Some Other Forms of Protection

     One form of protection against cutworms is a collar 2 inches wide made of stiff paper, placed around the stem of the plant and with its lower edge inserted in the ground, to prevent the pests from reaching both stem and upper part of root.
     Small frames covered with mosquito netting or cheesecloth set over young plants will protect them.


     An ounce of prevention is worth a pound of cure in the matter of controlling diseases and insects. Clean garden soil aids in keeping out insects and disease. All plants purchased should be healthy and free from disease. The roots should not be swollen or knotted. Treat Irish potatoes for scab before planting. Do not plant cabbage having clubroot or sweet potatoes affected with black-rot.
     Many insects carry disease and spores from one plant to another as well as attacking the crops directly.
     Avoid wounding or bruising plants and vegetables when cultivating and harvesting them, to prevent certain insects from gaining access to them.
     Have order, neatness and cleanliness in the garden. In the fall turn under promptly, all vegetation so that insects and disease spores may not find winter quarters. Keep down all weeds, as a great many insects feed naturally upon them. All diseased plants which remain at the end of the season should be burned, as should all rubbish which is of such character that i will not decay and is therefore not useful in making compost. This includes trash, sticks and the like. It may seem like a waste of vegetable matter to burn the dead tomato vines, bean vines and other plant tops which have been diseased, but this should be done because to save or compost these for fertilizer would simply be maturing and saving millions of disease spores which would be on hand ready to attack the crops next year. More than this, a clean garden appeals to the eye and to the pride of the owner as a winter landscape.
     Corn stalks, cabbage leaves and stumps, beet tops if not canned, and other healthy plants should be saved for mulching or be added to the compost heap.
     The remnants of vegetable matter, which are not infected with disease or insects, should be made into compost heaps for the coming year and covered with stable manure and dirt to hasten decay, as decayed vegetable matter enriches the soil. (Directions for making a compost heap are given on page 5). Plowing or deep spading in the fall is important, as it breaks up the winter homes of underground insect pests. Rotation of crops also lessens the danger of attacks from insects and diseases.
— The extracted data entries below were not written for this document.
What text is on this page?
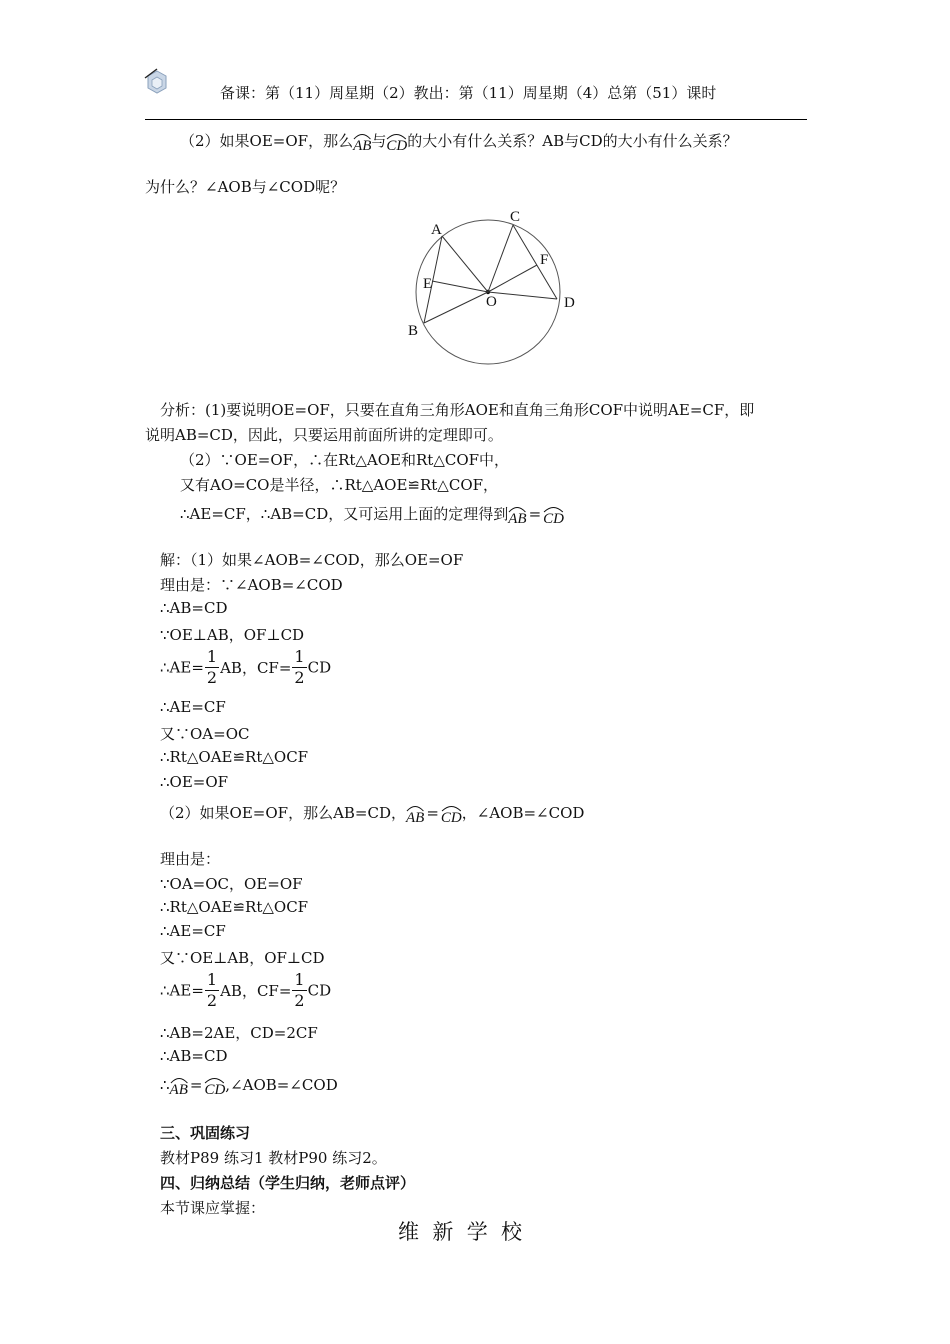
备课：第（11）周星期（2）教出：第（11）周星期（4）总第（51）课时
（2）如果OE=OF，那么
AB与
CD的大小有什么关系？AB与CD的大小有什么关系？
为什么？∠AOB与∠COD呢？
A
B
C
D
E
F
O
分析：(1)要说明OE=OF，只要在直角三角形AOE和直角三角形COF中说明AE=CF，即
说明AB=CD，因此，只要运用前面所讲的定理即可。
（2）∵OE=OF，∴在Rt△AOE和Rt△COF中，
又有AO=CO是半径，∴Rt△AOE≌Rt△COF，
∴AE=CF，∴AB=CD，又可运用上面的定理得到
AB = CD
解：（1）如果∠AOB=∠COD，那么OE=OF
理由是：∵∠AOB=∠COD
∴AB=CD
∵OE⊥AB，OF⊥CD
∴AE= $\frac{1}{2}$ AB，$CF= \frac{1}{2}$ CD
∴AE=CF
又∵OA=OC
∴Rt△OAE≌Rt△OCF
∴OE=OF
（2）如果OE=OF，那么AB=CD，
AB = CD，∠AOB=∠COD
理由是：
∵OA=OC，OE=OF
∴Rt△OAE≌Rt△OCF
∴AE=CF
又∵OE⊥AB，OF⊥CD
∴AE= $\frac{1}{2}$ AB，$CF= \frac{1}{2}$ CD
∴AB=2AE，CD=2CF
∴AB=CD
∴
AB = CD,∠AOB=∠COD
三、巩固练习
教材P89 练习1 教材P90 练习2。
四、归纳总结（学生归纳，老师点评）
本节课应掌握：
维  新  学  校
     Too much emphasis cannot be placed on the need for taking precautions against diseases and insects. Familiarize yourself with such diseases and insects as prevail in your neighborhood on the crops you plan to raise. Then provide yourself in advance with remedies and equipment. Watch carefully for first signs of trouble and apply remedies at once. Inspect your garden every two or three days.

* [ed. note] see Mulch, Intensive and Lazy Gardening Books for alternative methods of preparing the soil and planting.

"Carrots Love Tomatoes" is a good reference for companion planting - which plants like to be planted closer to each other and which ones do not like each other.